“The current market situation is not as chaotic as Nifty Fifty or Tech Bubble since the late 1990s.”
Many people assume by assumption that once the market has grown for so many years, we are probably in a bubble. Charlie disagrees. He notes that high-value companies (such as technology companies) are highly profitable and are unlikely to disappear. In the late 1990s, very low-performing companies received high marks from their predecessors in the 1960s. That’s the difference.
In other markets, however, we have signs of a bubble. The credit market, for example, where valuations are high for most assets.
What is the lesson? The lesson is that each time period is unique. Instead of trying to anticipate it and fit it with a past model, we should try to apply different principles and ways of thinking.
“The old classic models are quickly disappearing. It’s a natural phenomenon for the modern economic system – the old one just stops working.”
The pace of change has accelerated in recent years. Technologies and new business models make it difficult for many companies to maintain their competitiveness and generate revenue to justify their investment.
It is no longer possible to invest blindly. The investor simply looks at what the past financial history has been like and assumes that the same will happen in the future. But other assessments already need to be made to more properly assess the risks and what could be the fundamental changes for the business itself.
“Don’t think about what you want, but think about what you want to avoid.”
Charlie Munger is a fan of the following problem solving philosophy: To try to succeed in something, think of all the possible ways you can fail. You then create a plan to avoid these types of mistakes.
Applying this to investing, how could you make the most money if possible? By investing in bad business. At a high price, in a company with bad reports and run by incompetent people. If you avoid these things, then your investment skills are likely to improve significantly.

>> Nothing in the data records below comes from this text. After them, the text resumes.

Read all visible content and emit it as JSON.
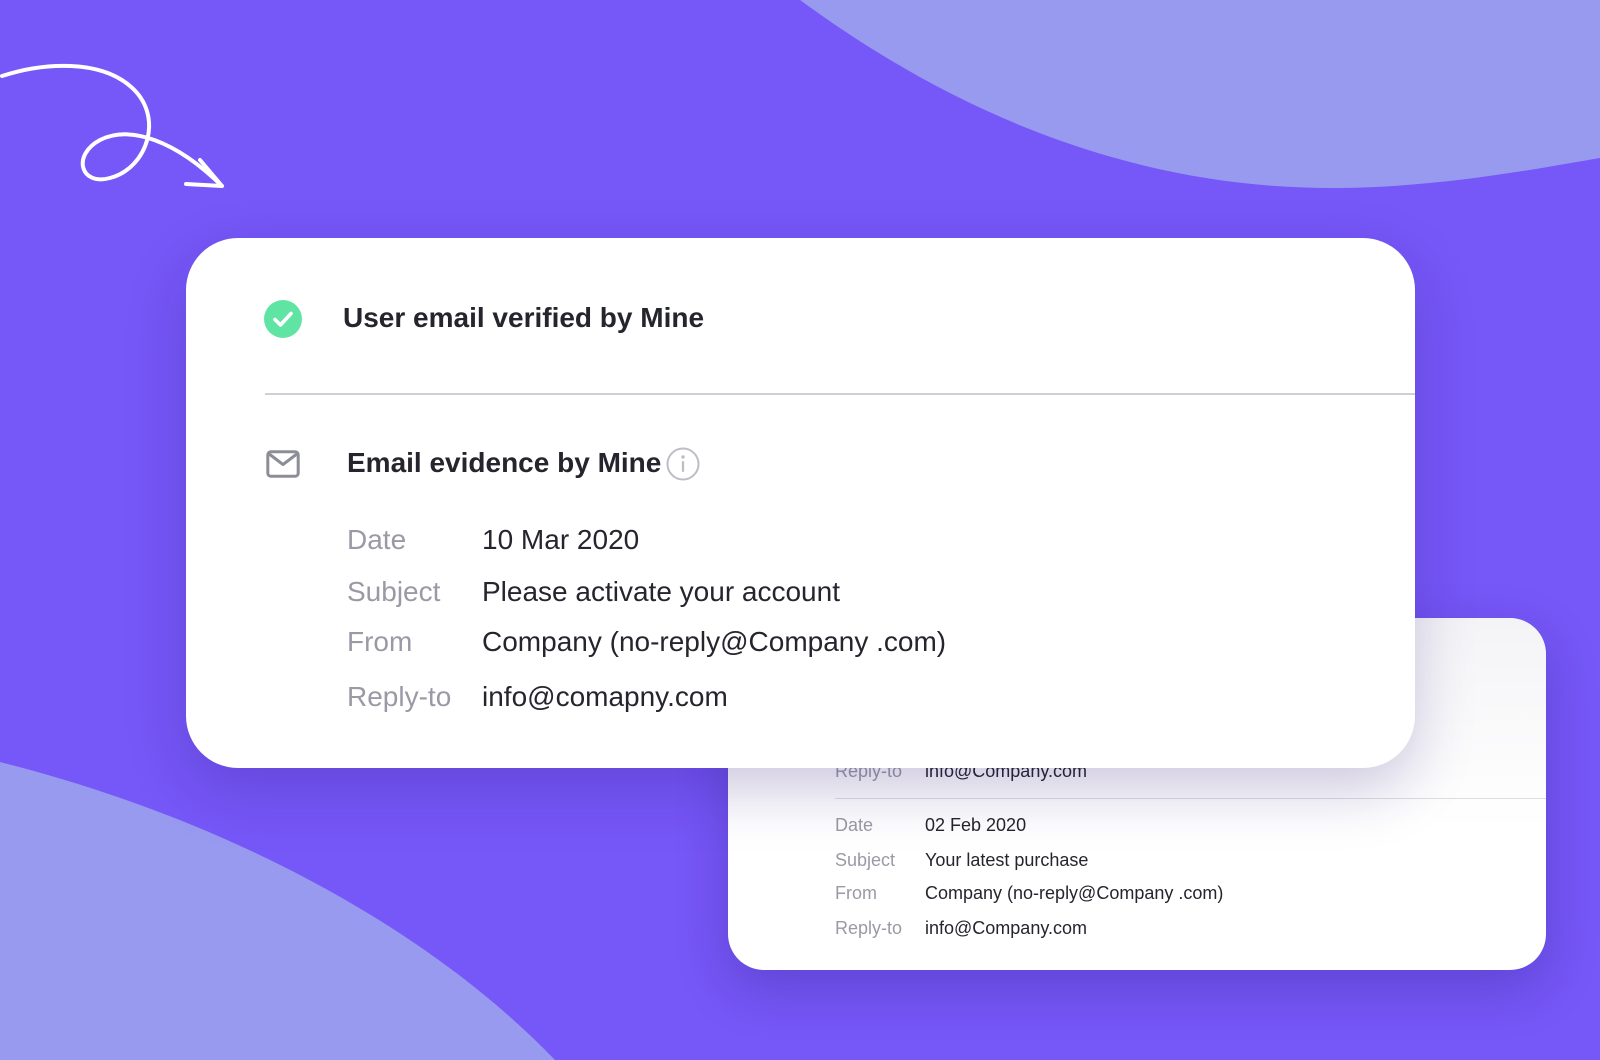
{
  "colors": {
    "background": "#7657f7",
    "blob": "#979aef",
    "card": "#ffffff",
    "verified_green": "#5fe4a4",
    "text_dark": "#25252e",
    "text_muted": "#9a9aa6"
  },
  "verified": {
    "icon": "check-circle-icon",
    "title": "User email verified by Mine"
  },
  "evidence": {
    "icon": "envelope-icon",
    "info_icon": "info-icon",
    "title": "Email evidence by Mine",
    "fields": [
      {
        "label": "Date",
        "value": "10 Mar 2020"
      },
      {
        "label": "Subject",
        "value": "Please activate your account"
      },
      {
        "label": "From",
        "value": "Company (no-reply@Company .com)"
      },
      {
        "label": "Reply-to",
        "value": "info@comapny.com"
      }
    ]
  },
  "back_card": {
    "partial_field": {
      "label": "Reply-to",
      "value": "info@Company.com"
    },
    "fields": [
      {
        "label": "Date",
        "value": "02 Feb 2020"
      },
      {
        "label": "Subject",
        "value": "Your latest purchase"
      },
      {
        "label": "From",
        "value": "Company (no-reply@Company .com)"
      },
      {
        "label": "Reply-to",
        "value": "info@Company.com"
      }
    ]
  }
}
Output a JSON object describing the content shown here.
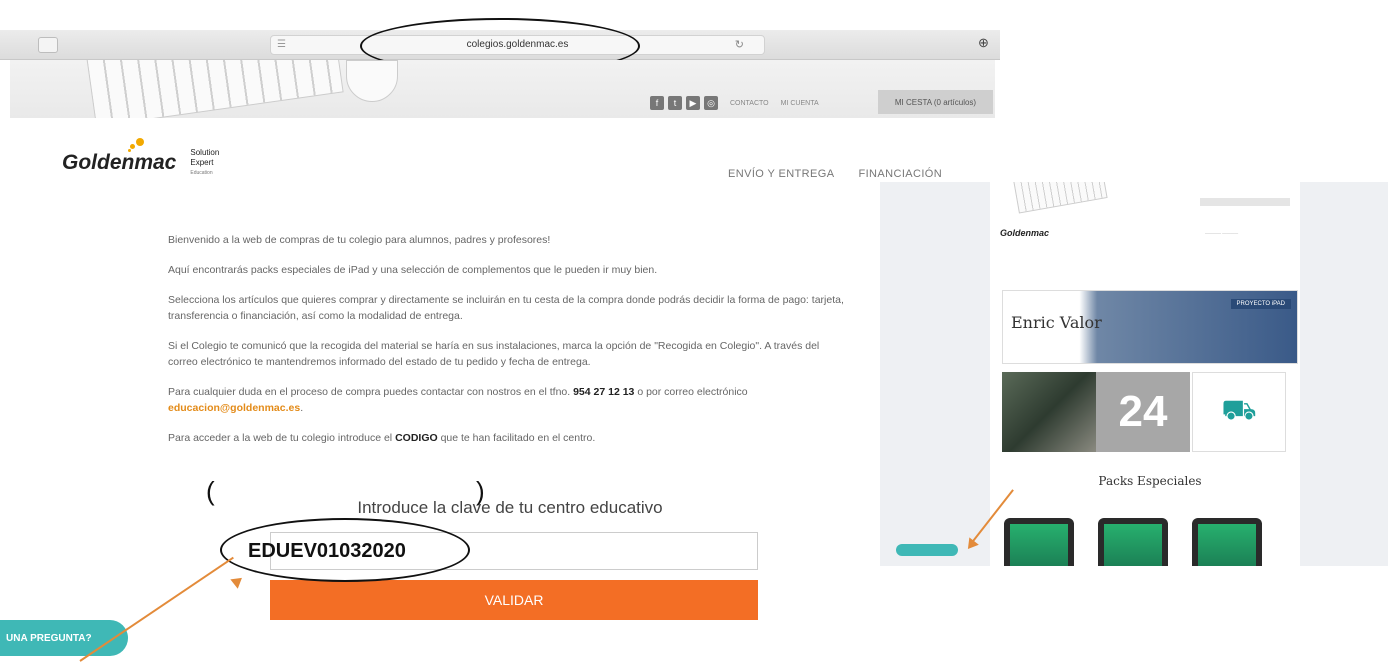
{
  "browser": {
    "url": "colegios.goldenmac.es",
    "reader_glyph": "☰",
    "reload_glyph": "↻",
    "share_glyph": "⊕"
  },
  "header": {
    "social_icons": [
      "facebook-icon",
      "twitter-icon",
      "youtube-icon",
      "instagram-icon"
    ],
    "contact_label": "CONTACTO",
    "account_label": "MI CUENTA",
    "cart_label": "MI CESTA (0 artículos)"
  },
  "logo": {
    "brand": "Goldenmac",
    "apple_glyph": "",
    "badge_line1": "Solution",
    "badge_line2": "Expert",
    "badge_line3": "Education"
  },
  "nav": {
    "items": [
      "ENVÍO Y ENTREGA",
      "FINANCIACIÓN"
    ]
  },
  "content": {
    "p1": "Bienvenido a la web de compras de tu colegio para alumnos, padres y profesores!",
    "p2": "Aquí encontrarás packs especiales de iPad y una selección de complementos que le pueden ir muy bien.",
    "p3": "Selecciona los artículos que quieres comprar y directamente se incluirán en tu cesta de la compra donde podrás decidir la forma de pago: tarjeta, transferencia o financiación, así como la modalidad de entrega.",
    "p4": "Si el Colegio te comunicó que la recogida del material se haría en sus instalaciones, marca la opción de \"Recogida en Colegio\". A través del correo electrónico te mantendremos informado del estado de tu pedido y fecha de entrega.",
    "p5_before": "Para cualquier duda en el proceso de compra puedes contactar con nostros en el tfno. ",
    "p5_phone": "954 27 12 13",
    "p5_middle": " o por correo electrónico ",
    "p5_email": "educacion@goldenmac.es",
    "p5_after": ".",
    "p6_before": "Para acceder a la web de tu colegio introduce el ",
    "p6_code": "CODIGO",
    "p6_after": " que te han facilitado en el centro."
  },
  "form": {
    "title": "Introduce la clave de tu centro educativo",
    "code_value": "EDUEV01032020",
    "paren_open": "(",
    "paren_close": ")",
    "submit_label": "VALIDAR"
  },
  "chat": {
    "label": "UNA PREGUNTA?"
  },
  "mini": {
    "logo": "Goldenmac ",
    "banner_logo": "Enric Valor",
    "banner_tag": "PROYECTO iPAD",
    "tile_number": "24",
    "truck_glyph": "⛟",
    "packs_title": "Packs Especiales"
  },
  "colors": {
    "accent_orange": "#f36e25",
    "chat_teal": "#3fb8b6",
    "email_orange": "#e38b19"
  }
}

“Recognize when you are mistaken is a virtue. I try not to give in to blind faith.”
Munger tries to fight the wrong beliefs. He consciously seeks out how he might go wrong or find out what his wrong beliefs and thoughts are. If he did not do this consciously and did not attach importance to him, then reckless behavior would adversely affect his ability to think rationally.
“It’s not good to pretend to be something you’re not. You end up becoming what you’re pretending to be.”
Be authentic. If you don’t like something for yourself, try to improve it instead of pretending. I see too many people in investment environments trying to impress others. Instead of doing this, they should work for themselves. Being clean is impressive enough.